Chemical analysis plays a part in other types of cases, such as murder, grievous hurt, and rape cases. Lab results are relevant, but trial outcomes do not hinge on them. Judges can also call for expert witnesses, as provided in sections 45 to 49 of the Evidence Act, such as in cases where persons are accused of trafficking items other than narcotics. Some parties pay expert witnesses to provide false evidence, such as to testify that tiger bones found in baggage on a train and apparently being taken to be sold for medicines were bones of another animal; and jade being smuggled illegally was some other, non-valuable, stone. The police also can switch real evidence for fake evidence, either with the complicity of the expert witness or without her knowledge. Township courts generally lack secure arrangements for keeping evidence during trial. Material evidence may be held at the bailiffs quarters on the court premises or at the police station. At either location, police officers and court staff have ample opportunities to damage, misplace, or sell stored items.
When bringing charges of possession, trafficking, and cultivation of narcotics, chemical labs' findings are also relevant, but unlike in users' cases, courts can admit and interpret a range of evidence to reach a verdict. For instance, if a group of people stand accused, a judge can arrange to acquit the ringleaders or real dealers and convict the minor offenders or substitutes. However, in cases where dealers have been caught red-handed with large quantities of narcotics and equipment for its manufacture, like one case in the capital of Shan State in 1994, this method might not be enough to insulate the judge from criticism.

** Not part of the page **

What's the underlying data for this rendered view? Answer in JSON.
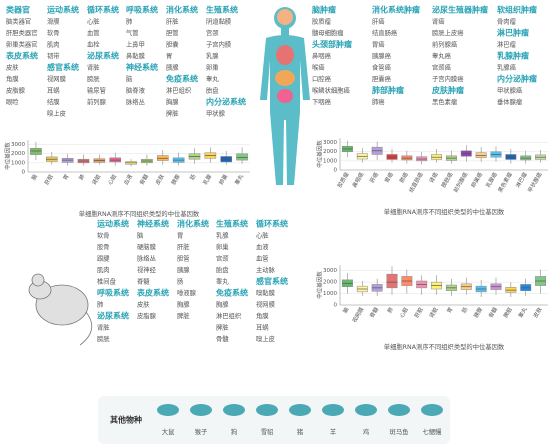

One professional who handles narcotics cases in 2010 said prices vary for acquittal under different offences in the Narcotic Drugs and Psychotropic Substances Law. Many factors affect outcomes, including the severity of the crime, the number of persons involved in the case, and the police units investigating. For example, a township or district judge in the north of the country might be paid anywhere from one to three million for acquittal in cases where the defendant is charged with possession of prohibited materials or implements under section 16(b) of the law, which carries a sentence of five to ten years in jail. In 2009-10 prices, for a charge of possession with intent to sell under section 19(a), which carries a minimum sentence of ten years, an acquittal can cost up to twenty million in payments to judges alone. Thus, narcotics cases contain many meeting points between the semblance of orderliness required of courts and their moneymaking imperative. One does not simply give way to the other. The two intersect and complement one another, communicate with one another, and reinforce each other throughout the business of criminal justice.